Fisher's younger son, Ethan, was diagnosed in 2011 with Fanconi anemia.[116] The diagnosis prompted Jimbo and Candi Fisher to found Kidz1stFund,[117][118] which funds critical research for the disease. The University of Minnesota's Masonic Children's Hospital rechristened its FA program the Kidz1stFund Fanconi Anemia Comprehensive Care Center.[citation needed]

Fisher's oldest son Trey attended the University of Tennessee at Martin where he played quarterback for the football team.[119] He later transferred to Florida A&M.[120]

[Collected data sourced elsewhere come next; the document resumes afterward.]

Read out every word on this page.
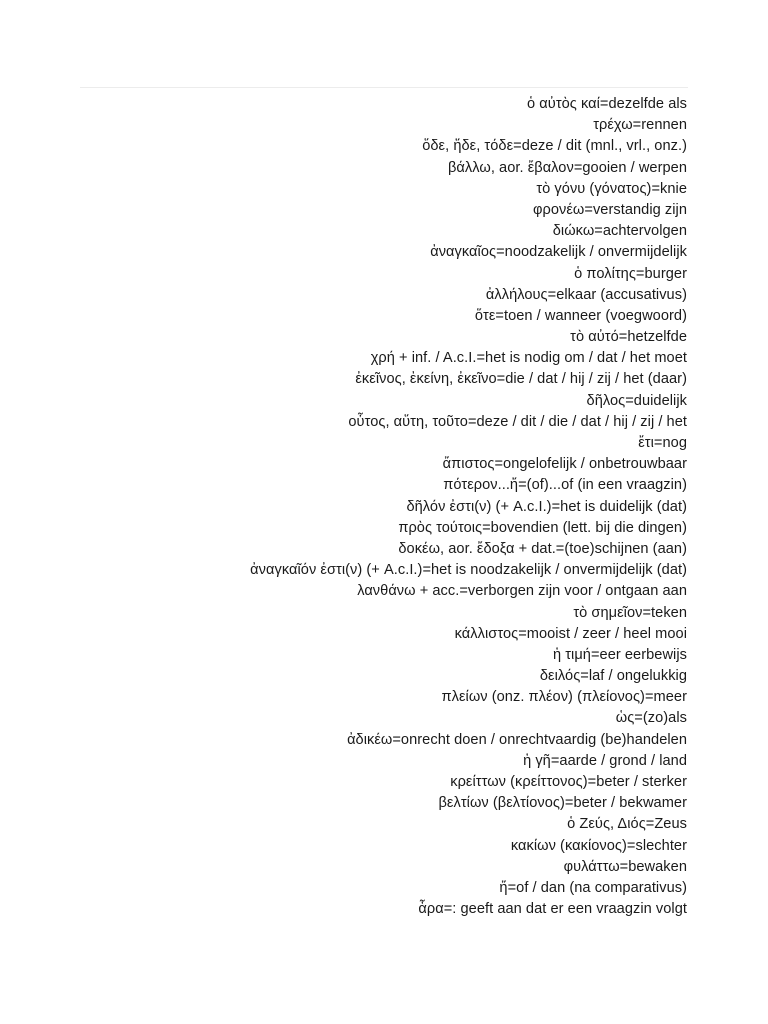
ὁ αὐτὸς καί=dezelfde als
τρέχω=rennen
ὅδε, ἥδε, τόδε=deze / dit (mnl., vrl., onz.)
βάλλω, aor. ἔβαλον=gooien / werpen
τὸ γόνυ (γόνατος)=knie
φρονέω=verstandig zijn
διώκω=achtervolgen
ἀναγκαῖος=noodzakelijk / onvermijdelijk
ὁ πολίτης=burger
ἀλλήλους=elkaar (accusativus)
ὅτε=toen / wanneer (voegwoord)
τὸ αὐτό=hetzelfde
χρή + inf. / A.c.I.=het is nodig om / dat / het moet
ἐκεῖνος, ἐκείνη, ἐκεῖνο=die / dat / hij / zij / het (daar)
δῆλος=duidelijk
οὗτος, αὕτη, τοῦτο=deze / dit / die / dat / hij / zij / het
ἔτι=nog
ἄπιστος=ongelofelijk / onbetrouwbaar
πότερον...ἤ=(of)...of (in een vraagzin)
δῆλόν ἐστι(ν) (+ A.c.I.)=het is duidelijk (dat)
πρὸς τούτοις=bovendien (lett. bij die dingen)
δοκέω, aor. ἔδοξα + dat.=(toe)schijnen (aan)
ἀναγκαῖόν ἐστι(ν) (+ A.c.I.)=het is noodzakelijk / onvermijdelijk (dat)
λανθάνω + acc.=verborgen zijn voor / ontgaan aan
τὸ σημεῖον=teken
κάλλιστος=mooist / zeer / heel mooi
ἡ τιμή=eer eerbewijs
δειλός=laf / ongelukkig
πλείων (onz. πλέον) (πλείονος)=meer
ὡς=(zo)als
ἀδικέω=onrecht doen / onrechtvaardig (be)handelen
ἡ γῆ=aarde / grond / land
κρείττων (κρείττονος)=beter / sterker
βελτίων (βελτίονος)=beter / bekwamer
ὁ Ζεύς, Διός=Zeus
κακίων (κακίονος)=slechter
φυλάττω=bewaken
ἤ=of / dan (na comparativus)
ἆρα=: geeft aan dat er een vraagzin volgt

Fisher became known as "Jimbo" as a child because his family already had several members who went by "Jim."[121] Some media outlets following a Wikipedia hoax created by Fisher's son Trey, have said that Fisher was known as "Slim Jimbo" because of an "affinity for meat snacks" (an example is Slim Jim brand beef jerky), and that Fisher planned to start an organic jerky company after leaving the coaching profession.[121] Fisher denied these reports in an interview, noting that while he enjoyed beef jerky, he had no intention of starting a company and it had nothing to do with his nickname.[121]

Awards

Head coaching record

Jimbo Fisher (left) and Frank Beamer (right) at the 2010 ACC Championship Game.
Year Team Overall Conference Standing Bowl/playoffs Coaches# AP°
Florida State Seminoles (Atlantic Coast Conference) (2010–2017)
2010 Florida State 10–4 6–2 1st (Atlantic) W Chick-Fil-A 16 17
2011 Florida State 9–4 5–3 T–2nd (Atlantic) W Champs Sports 23 23
2012 Florida State 12–2 7–1 T–1st (Atlantic) W Orange 8 10
2013 Florida State 14–0 8–0 1st (Atlantic) W BCS NCG 1 1
2014 Florida State 13–1 8–0 1st (Atlantic) L Rose 6 5
2015 Florida State 10–3 6–2 2nd (Atlantic) L Peach 14 14
2016 Florida State 10–3 5–3 3rd (Atlantic) W Orange 8 8
2017 Florida State 5–6[n 1] 3–5 6th (Atlantic)
Florida State: 83–23 48–16
Texas A&M Aggies (Southeastern Conference) (2018–present)
2018 Texas A&M 9–4 5–3 T–2nd (Western) W Gator 16 16
2019 Texas A&M 8–5 4–4 4th (Western) W Texas
2020 Texas A&M 9–1 8–1 2nd (Western) W Orange 4 4
2021 Texas A&M 8–4 4–4 T–3rd (Western) Gator [n 2] 25
2022 Texas A&M 5–7 2–6 T–6th (Western)
2023 Texas A&M 6–4[n 3] 4–3 (Western)
Texas A&M: 45–25 27–21
Total: 128–48
      National championship         Conference title         Conference division title or championship game berth

Notes

  1. ^ Fisher left for Texas A&M during the regular season. Odell Haggins served as interim head coach for the Seminoles in their final game of the regular season and the Independence Bowl. Florida State finished the season with an overall record of 7–6.
  2. ^ Texas A&M dropped out of bowl game due to a breakout of positive COVID-19 cases and season-ending injuries limiting them to too few players within the program and was replaced by Rutgers.
  3. ^ Texas A&M fired Fisher with two games remaining.